The local prisons are full, according to a local magistrate, and many detainees have been flown out of the region. Family members wait in anguish, fearing that their loved ones may be forcibly disappeared, as an estimated 8,000 Kashmiris were before them. There have been reports of torture and police violence. Compounding this is a humanitarian crisis, as patients in Kashmir can’t access medicine and life-saving treatment.

"At the same time, Modi is also pursuing an exclusionary strategy in Assam. On August 31, the government published a list that excluded about 1.9 million people who it claims do not have the appropriate documents to prove their citizenship. Many are Muslims, women and children from low-income and impoverished backgrounds.

Those excluded from the list have 120 days to appeal and prove their citizenship, and if they fail, could be detained or deported. "The human tragedies in Kashmir and Assam are consistent with Modi’s human rights record dating back to his time as the chief minister of Gujarat, when Hindu mobs across the state slaughtered 2,000 Muslims, destroyed and looted their homes and property and displaced tens of thousands.

Modi failed to protect those who were attacked and reports suggest that he might have even been complicit. This year, Nishrin Jafri Hussain the daughter of Ehsan Jafri, who was burned alive during riots tellingly wrote that ''fighting for justice and human rights in India is a long and lonely battle,'' a sentiment echoed by other survivors.

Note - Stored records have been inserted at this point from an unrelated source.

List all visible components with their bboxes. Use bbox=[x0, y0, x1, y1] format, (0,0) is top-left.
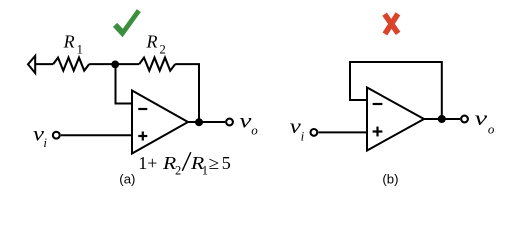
svg-text:v: v bbox=[475, 108, 488, 130]
op-amp U2 (circuit b) bbox=[367, 88, 424, 151]
wire R2 to output node (top-right corner, down) bbox=[175, 64, 199, 122]
svg-text:R: R bbox=[146, 32, 158, 52]
wire arrow to R1 bbox=[35, 63, 53, 65]
svg-text:1: 1 bbox=[202, 163, 208, 177]
feedback wire loop (circuit b) bbox=[350, 62, 442, 119]
input terminal vi (circuit b) bbox=[311, 129, 318, 136]
output node dot (circuit a) bbox=[195, 118, 203, 126]
resistor R1 bbox=[53, 58, 89, 71]
svg-text:o: o bbox=[488, 121, 495, 136]
label vo (circuit a) bbox=[239, 110, 258, 137]
wire vi to noninverting input bbox=[61, 134, 132, 136]
svg-text:o: o bbox=[251, 123, 258, 138]
wire op-amp output to terminal bbox=[188, 121, 225, 123]
svg-text:1+: 1+ bbox=[138, 153, 157, 173]
output terminal vo (circuit a) bbox=[226, 119, 233, 126]
label R1 bbox=[63, 32, 83, 57]
svg-text:i: i bbox=[43, 135, 47, 150]
output terminal vo (circuit b) bbox=[461, 116, 468, 123]
feedback wire junction to inverting input bbox=[116, 64, 133, 103]
wire op-amp output to terminal (circuit b) bbox=[424, 118, 460, 120]
label vi (circuit a) bbox=[33, 123, 47, 150]
svg-text:i: i bbox=[301, 128, 305, 143]
label vi (circuit b) bbox=[290, 116, 305, 144]
svg-text:5: 5 bbox=[222, 153, 231, 173]
svg-text:v: v bbox=[239, 110, 251, 132]
label R2 bbox=[146, 32, 166, 57]
svg-text:(b): (b) bbox=[382, 171, 398, 186]
op-amp U1 (circuit a) bbox=[132, 91, 188, 154]
resistor R2 bbox=[139, 58, 175, 71]
svg-text:2: 2 bbox=[160, 43, 166, 57]
wire R1 to R2 bbox=[89, 63, 139, 65]
checkmark (correct) bbox=[113, 9, 141, 37]
label vo (circuit b) bbox=[475, 108, 495, 136]
svg-text:1: 1 bbox=[77, 43, 83, 57]
input arrow (off-page connector, circuit a) bbox=[28, 56, 35, 73]
input terminal vi (circuit a) bbox=[53, 132, 60, 139]
gain condition formula bbox=[138, 152, 231, 177]
svg-text:v: v bbox=[290, 116, 301, 138]
svg-text:≥: ≥ bbox=[209, 153, 220, 173]
output node dot (circuit b) bbox=[438, 115, 446, 123]
svg-text:2: 2 bbox=[175, 163, 181, 177]
node junction (R1/R2/feedback) bbox=[111, 61, 119, 69]
svg-text:(a): (a) bbox=[119, 171, 135, 186]
wire vi to noninverting input (circuit b) bbox=[318, 131, 367, 133]
svg-text:R: R bbox=[63, 32, 75, 52]
X mark (incorrect) bbox=[385, 14, 399, 34]
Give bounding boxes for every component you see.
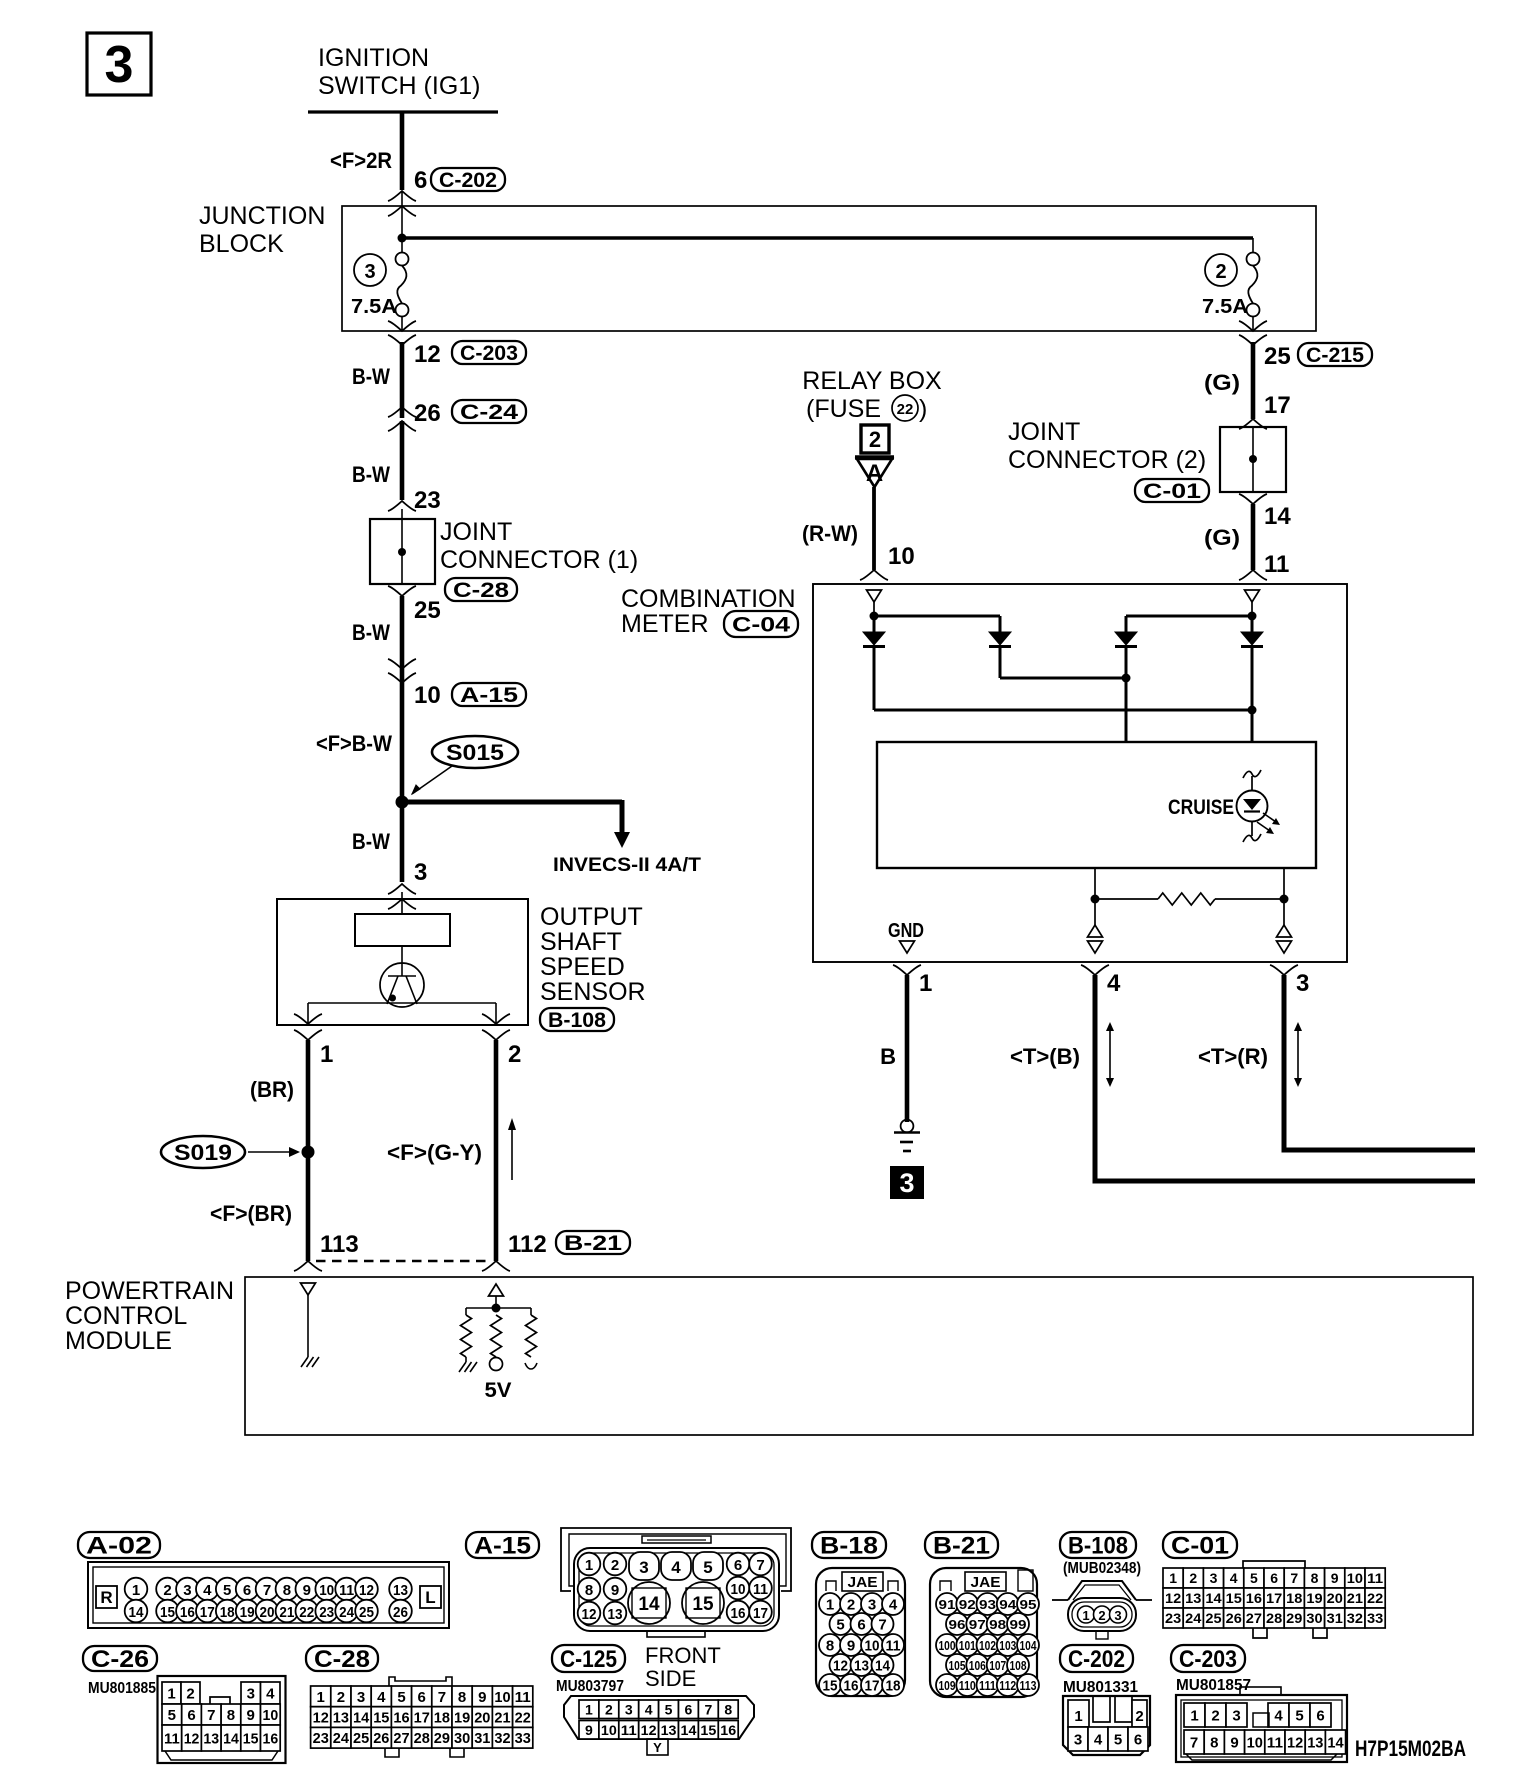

As a result of the violence, the US government denied Modi a visa in 2005, a ban that remained in place until 2014. As of 2014, Modi was the only person ever to be banned from the United States under the International Religious Freedom Act. "When Modi was elected, many chose to overlook his murky past but India’s vulnerable could not. He has used both state power and the bully pulpit to further his ethno-nationalist agenda.

Under his leadership the country has witnessed a spike in hate crimes and mob violence, particularly against Muslims and Dalits. Rarely are the perpetrators held accountable.

Last summer, a minister in Modi’s cabinet even celebrated eight men who had been convicted of lynching a Muslim. Modi himself rarely publicly mentions the hate and violence surging across India. "Since his reelection, Modi has also implemented laws and amendments that erode human rights protections. This summer, his government passed a bill that would enable the state to unilaterally declare an individual a terrorist without due process and crippled the citizens’ right to free information.

Activists, scholars and human rights defenders remain in prison without bail under a variety of far-fetched charges and overreaching laws, including most recently for allegedly conspiring to ''attack the Prime Minister''. "This is the leader the Gates Foundation has apparently chosen to honour. "Civil society, including philanthropy, should help build communities rooted in the interconnected values of dignity, decency and equality.

Modi’s sanitation campaign has no doubt benefited people, but how can access to a clean toilet outweigh the violence and persecution they may face in the rest of their lives? Giving Modi this award would legitimize his policies and embolden the ethno-nationalist forces he has championed.

If the Gates Foundation really wants to amplify sanitation efforts in India, it should give the award to community workers instead of a far-right nationalist. "From President Jair Bolsonaro in Brazil to President (Donald) Trump in the United States to Prime Minister Benjamin Netanyahu in Israel, authoritarianism, ethno-nationalism and fascism are on the rise worldwide.

Civil society groups, including philanthropic foundations with global platforms, are integral to defeating these forces. The Gates Foundation claims on its homepage that all lives have equal value. "Giving the award to Modi would betray that promise and everyone who has suffered under his rule."